Prisco honra seus antepassados escravistas que andavam de rede pela roça, carregados por escravos e que, depois da Abolição, começaram a política dos "favores" aos homenzinhos "livres", distribuindo cargos, pequenos empregos em troca de fidelidade, serviços caninos e votos. Está tudo lá nos livros. Está em Roberto Scharwcz, em Sergio Buarque.
Prisco é a encarnação de um cacoete secular agrário. Seu bigodinho se arma em guirlanda com o bigodinho de Paes de Andrade, enganchados no bigodão dominante de Sarney. Aliás, a dialética do bigodinho nordestino devia ser matéria de estudo, aquele ornamento inatual, nostálgico, pontuando cabeças chatas e carecas, signo do poder de feios e anões.
Sou fascinado por essa força paralítica, esse melaço de engenho que tempera o reacionarismo nordestino. Como disse, não me impressionam os grandes malvados.
Fascinam-me os pequenos assassinatos, o prejuízo espantoso de bilhões que nos dão os psicopatas "light", com seus viadutos interrompidos, grãos-poderes e hospitais inacabados. As caras de Paes e Prisco parecem quadros históricos do século 16. A ciência, o século 20 não passaram por ali. Nunca o vento da história moderna desmanchou seus bigodinhos.
Paes de Andrade é outra preciosidade de nosso folclore. Agora que é presidente do PMDB, vai fortalecer a "indústria da chantagem" contra as reformas.
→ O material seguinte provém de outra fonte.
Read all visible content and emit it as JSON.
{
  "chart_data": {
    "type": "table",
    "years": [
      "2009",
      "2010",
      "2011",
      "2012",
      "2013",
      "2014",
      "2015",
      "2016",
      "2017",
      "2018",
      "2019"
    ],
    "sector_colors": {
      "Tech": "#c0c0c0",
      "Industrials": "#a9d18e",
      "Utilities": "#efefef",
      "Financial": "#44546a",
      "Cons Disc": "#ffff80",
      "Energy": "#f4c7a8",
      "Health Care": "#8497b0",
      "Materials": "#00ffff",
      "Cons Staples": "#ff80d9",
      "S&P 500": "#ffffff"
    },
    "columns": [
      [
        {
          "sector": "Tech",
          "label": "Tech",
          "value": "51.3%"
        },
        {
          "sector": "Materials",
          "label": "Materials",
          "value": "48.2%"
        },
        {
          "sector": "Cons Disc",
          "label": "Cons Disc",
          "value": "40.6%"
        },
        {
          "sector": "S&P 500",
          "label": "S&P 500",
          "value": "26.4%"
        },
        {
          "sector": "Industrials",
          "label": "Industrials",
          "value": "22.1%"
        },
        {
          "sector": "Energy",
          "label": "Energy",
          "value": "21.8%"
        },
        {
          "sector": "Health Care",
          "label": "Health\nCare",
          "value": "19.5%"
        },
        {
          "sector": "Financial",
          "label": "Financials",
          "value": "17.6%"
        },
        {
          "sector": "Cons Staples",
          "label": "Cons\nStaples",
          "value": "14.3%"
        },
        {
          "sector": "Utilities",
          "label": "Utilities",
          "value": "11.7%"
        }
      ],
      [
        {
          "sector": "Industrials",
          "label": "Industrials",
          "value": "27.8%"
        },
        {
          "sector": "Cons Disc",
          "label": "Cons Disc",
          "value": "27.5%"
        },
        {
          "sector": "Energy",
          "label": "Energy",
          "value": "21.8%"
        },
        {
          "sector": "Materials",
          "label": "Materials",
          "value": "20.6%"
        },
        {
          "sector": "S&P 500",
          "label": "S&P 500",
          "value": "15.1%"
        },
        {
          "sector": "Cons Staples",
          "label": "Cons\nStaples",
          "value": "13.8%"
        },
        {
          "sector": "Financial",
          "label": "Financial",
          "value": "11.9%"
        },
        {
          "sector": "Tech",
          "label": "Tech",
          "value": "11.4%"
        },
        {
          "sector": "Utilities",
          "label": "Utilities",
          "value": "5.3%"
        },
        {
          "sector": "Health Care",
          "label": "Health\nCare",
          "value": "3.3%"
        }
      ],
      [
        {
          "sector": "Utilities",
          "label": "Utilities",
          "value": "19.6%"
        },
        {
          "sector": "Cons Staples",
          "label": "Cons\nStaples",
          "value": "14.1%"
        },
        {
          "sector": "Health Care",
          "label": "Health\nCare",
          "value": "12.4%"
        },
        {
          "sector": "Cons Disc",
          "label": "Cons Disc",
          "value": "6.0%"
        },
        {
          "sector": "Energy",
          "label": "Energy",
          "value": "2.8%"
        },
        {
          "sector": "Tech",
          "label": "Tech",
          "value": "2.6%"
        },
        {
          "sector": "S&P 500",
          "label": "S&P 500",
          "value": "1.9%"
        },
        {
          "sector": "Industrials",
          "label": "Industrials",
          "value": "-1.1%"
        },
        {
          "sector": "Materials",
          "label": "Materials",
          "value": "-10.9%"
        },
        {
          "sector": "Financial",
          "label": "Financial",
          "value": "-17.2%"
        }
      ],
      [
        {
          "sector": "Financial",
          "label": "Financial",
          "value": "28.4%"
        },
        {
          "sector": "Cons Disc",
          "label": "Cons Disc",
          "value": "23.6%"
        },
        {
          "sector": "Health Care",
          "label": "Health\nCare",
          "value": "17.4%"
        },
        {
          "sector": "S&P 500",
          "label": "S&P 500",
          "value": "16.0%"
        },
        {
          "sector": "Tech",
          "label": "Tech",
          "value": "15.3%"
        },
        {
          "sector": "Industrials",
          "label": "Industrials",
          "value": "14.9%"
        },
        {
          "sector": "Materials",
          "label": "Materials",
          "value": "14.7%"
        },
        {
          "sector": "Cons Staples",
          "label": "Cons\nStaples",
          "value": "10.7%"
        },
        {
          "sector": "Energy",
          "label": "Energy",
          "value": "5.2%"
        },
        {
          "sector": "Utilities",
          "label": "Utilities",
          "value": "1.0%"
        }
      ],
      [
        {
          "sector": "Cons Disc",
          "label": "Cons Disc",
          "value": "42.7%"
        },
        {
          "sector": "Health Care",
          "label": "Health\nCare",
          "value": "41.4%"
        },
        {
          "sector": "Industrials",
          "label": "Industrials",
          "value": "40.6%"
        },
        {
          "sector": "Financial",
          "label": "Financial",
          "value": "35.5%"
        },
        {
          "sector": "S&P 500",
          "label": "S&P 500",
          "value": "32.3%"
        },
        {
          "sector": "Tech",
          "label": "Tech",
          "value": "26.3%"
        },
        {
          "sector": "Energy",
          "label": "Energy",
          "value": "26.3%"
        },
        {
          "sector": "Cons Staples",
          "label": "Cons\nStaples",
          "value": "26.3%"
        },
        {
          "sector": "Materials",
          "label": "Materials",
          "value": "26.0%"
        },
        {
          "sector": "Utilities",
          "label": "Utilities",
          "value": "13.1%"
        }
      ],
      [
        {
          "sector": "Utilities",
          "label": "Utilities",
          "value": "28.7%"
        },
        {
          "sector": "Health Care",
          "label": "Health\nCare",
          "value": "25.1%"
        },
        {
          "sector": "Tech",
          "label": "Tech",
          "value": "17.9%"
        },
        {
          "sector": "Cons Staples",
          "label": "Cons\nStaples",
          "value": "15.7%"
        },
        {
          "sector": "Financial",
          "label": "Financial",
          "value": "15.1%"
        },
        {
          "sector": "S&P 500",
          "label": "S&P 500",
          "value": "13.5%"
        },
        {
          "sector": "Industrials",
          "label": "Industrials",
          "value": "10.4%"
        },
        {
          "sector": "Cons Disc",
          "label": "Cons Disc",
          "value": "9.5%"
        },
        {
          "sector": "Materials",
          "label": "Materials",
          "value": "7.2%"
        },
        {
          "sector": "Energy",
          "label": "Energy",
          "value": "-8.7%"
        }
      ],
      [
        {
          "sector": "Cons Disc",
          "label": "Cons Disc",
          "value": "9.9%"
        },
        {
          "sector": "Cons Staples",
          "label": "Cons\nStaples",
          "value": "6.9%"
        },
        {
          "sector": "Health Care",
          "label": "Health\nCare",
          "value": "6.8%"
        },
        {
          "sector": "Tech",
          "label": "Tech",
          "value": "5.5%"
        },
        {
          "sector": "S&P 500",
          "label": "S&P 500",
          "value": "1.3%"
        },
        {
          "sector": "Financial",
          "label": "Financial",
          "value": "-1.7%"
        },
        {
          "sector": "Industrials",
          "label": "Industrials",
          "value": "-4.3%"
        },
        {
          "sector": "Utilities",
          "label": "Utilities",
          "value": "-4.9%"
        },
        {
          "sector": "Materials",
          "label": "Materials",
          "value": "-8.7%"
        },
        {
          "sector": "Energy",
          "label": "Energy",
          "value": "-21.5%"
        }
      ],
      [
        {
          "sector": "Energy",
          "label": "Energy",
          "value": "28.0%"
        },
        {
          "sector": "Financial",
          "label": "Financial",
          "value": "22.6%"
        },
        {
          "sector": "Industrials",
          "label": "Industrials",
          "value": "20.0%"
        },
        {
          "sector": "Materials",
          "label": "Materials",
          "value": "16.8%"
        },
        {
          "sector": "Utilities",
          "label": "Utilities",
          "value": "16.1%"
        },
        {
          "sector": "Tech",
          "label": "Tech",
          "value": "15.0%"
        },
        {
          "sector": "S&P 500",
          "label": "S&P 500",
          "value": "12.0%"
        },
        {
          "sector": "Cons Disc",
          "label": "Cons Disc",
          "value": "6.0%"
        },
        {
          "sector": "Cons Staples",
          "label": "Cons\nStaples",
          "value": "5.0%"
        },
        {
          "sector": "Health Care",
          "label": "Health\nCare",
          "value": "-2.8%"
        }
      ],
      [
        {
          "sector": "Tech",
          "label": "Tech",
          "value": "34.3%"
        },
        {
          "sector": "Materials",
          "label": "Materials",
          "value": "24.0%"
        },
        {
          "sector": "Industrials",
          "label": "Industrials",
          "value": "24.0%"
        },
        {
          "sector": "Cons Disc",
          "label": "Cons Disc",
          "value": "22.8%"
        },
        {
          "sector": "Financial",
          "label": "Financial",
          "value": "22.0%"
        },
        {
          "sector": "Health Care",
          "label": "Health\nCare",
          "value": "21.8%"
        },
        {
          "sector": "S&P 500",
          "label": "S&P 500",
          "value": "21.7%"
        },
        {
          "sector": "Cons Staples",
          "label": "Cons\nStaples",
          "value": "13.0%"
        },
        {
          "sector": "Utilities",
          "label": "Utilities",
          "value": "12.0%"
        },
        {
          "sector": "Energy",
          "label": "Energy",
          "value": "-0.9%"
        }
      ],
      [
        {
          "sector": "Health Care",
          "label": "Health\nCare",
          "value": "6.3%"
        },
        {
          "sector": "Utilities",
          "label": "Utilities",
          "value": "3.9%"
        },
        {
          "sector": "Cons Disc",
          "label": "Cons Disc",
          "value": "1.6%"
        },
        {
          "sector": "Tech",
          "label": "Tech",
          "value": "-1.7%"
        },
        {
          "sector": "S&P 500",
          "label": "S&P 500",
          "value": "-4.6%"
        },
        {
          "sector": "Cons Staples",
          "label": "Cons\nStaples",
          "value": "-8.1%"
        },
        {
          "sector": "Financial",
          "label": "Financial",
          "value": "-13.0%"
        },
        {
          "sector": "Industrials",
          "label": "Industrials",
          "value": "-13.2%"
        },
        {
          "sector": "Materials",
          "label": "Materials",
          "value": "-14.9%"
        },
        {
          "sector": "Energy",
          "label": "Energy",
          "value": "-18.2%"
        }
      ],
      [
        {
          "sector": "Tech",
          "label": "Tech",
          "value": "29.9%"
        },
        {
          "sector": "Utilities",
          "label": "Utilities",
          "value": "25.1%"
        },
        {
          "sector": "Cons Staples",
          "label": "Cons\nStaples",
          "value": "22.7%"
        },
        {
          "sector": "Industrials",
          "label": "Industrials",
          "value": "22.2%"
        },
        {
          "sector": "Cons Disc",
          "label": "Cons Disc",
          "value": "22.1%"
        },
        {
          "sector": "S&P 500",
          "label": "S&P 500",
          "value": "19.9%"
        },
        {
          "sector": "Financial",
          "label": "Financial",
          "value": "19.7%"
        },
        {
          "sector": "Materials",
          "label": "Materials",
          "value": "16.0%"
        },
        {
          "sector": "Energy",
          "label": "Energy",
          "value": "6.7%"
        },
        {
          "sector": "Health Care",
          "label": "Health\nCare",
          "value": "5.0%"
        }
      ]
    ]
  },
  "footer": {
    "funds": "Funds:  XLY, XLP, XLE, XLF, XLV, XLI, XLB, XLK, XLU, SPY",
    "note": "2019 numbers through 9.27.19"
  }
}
Simples.
A urgência das reformas é um ótimo instrumento para a conquista do poder pelo "não". "É preciso reformar isso assim, assim? Pois sou contra, a menos que...."
Paes é um xique-xique também, só que a serviço do grande cáctus imortal que é Orestes Quércia, este sim grande industrial da chantagem política, homem que emana um olor magnético, que seduz nossos pequenos políticos com seu charme de "capo" mafioso, de fênix renascida da corrupção.
Diante desses homens, me sinto um babaca, um romântico. Pensei até em perguntar a Prisco: "Mas, deputado, depois de tantos anos de vaidades satisfeitas, fortunas acumuladas, eleições vitoriosas, não há em Vossa Excelência o desejo "chic" de participar dessa reforma administrativa e filosófica para o Brasil? Não há o desejo de modernizar o Nordeste, caatingas em flor, leite para as crianças, verbas tiradas de vagabundos e parasitas para a comida dos pobres, para a reforma agrária, irrigação?".
Mas parei. Subitamente, entendi a beleza poética do pequeno nordestino. Como pedir a um homem como Prisco, que vela pela mediocridade de nossa vida, que zela pelo Nordeste colonial, que cultiva o atraso para garantir seus votos, que faça a reforma administrativa?
Com ela, uma imensa massa de dinheiro seria desbloqueada para salvar o Nordeste. Mas, aí, com o progresso, para onde iriam os pobres eleitores de Prisco, a eterna recorrência da seca, o doce ritmo dos miseráveis, os conchavos nas boticas e currais e toda uma rica temática de tragédia e fome que inspira a arte de outros defensores do atraso como Ronaldo Cunha Lima, em seus sonetos sociais?
Ainda bem que alguém vela pela poética do subdesenvolvimento. O país inteiro, toda a modernidade cessam diante de homens como Paes e Prisco. Seria muito melhor, sonham Prisco e Paes, um imenso país de funcionários públicos. Todos seríamos contratados, acabaria o problema do desemprego e dormiríamos para sempre em nossas redes, ao som da violinha da nossa miséria.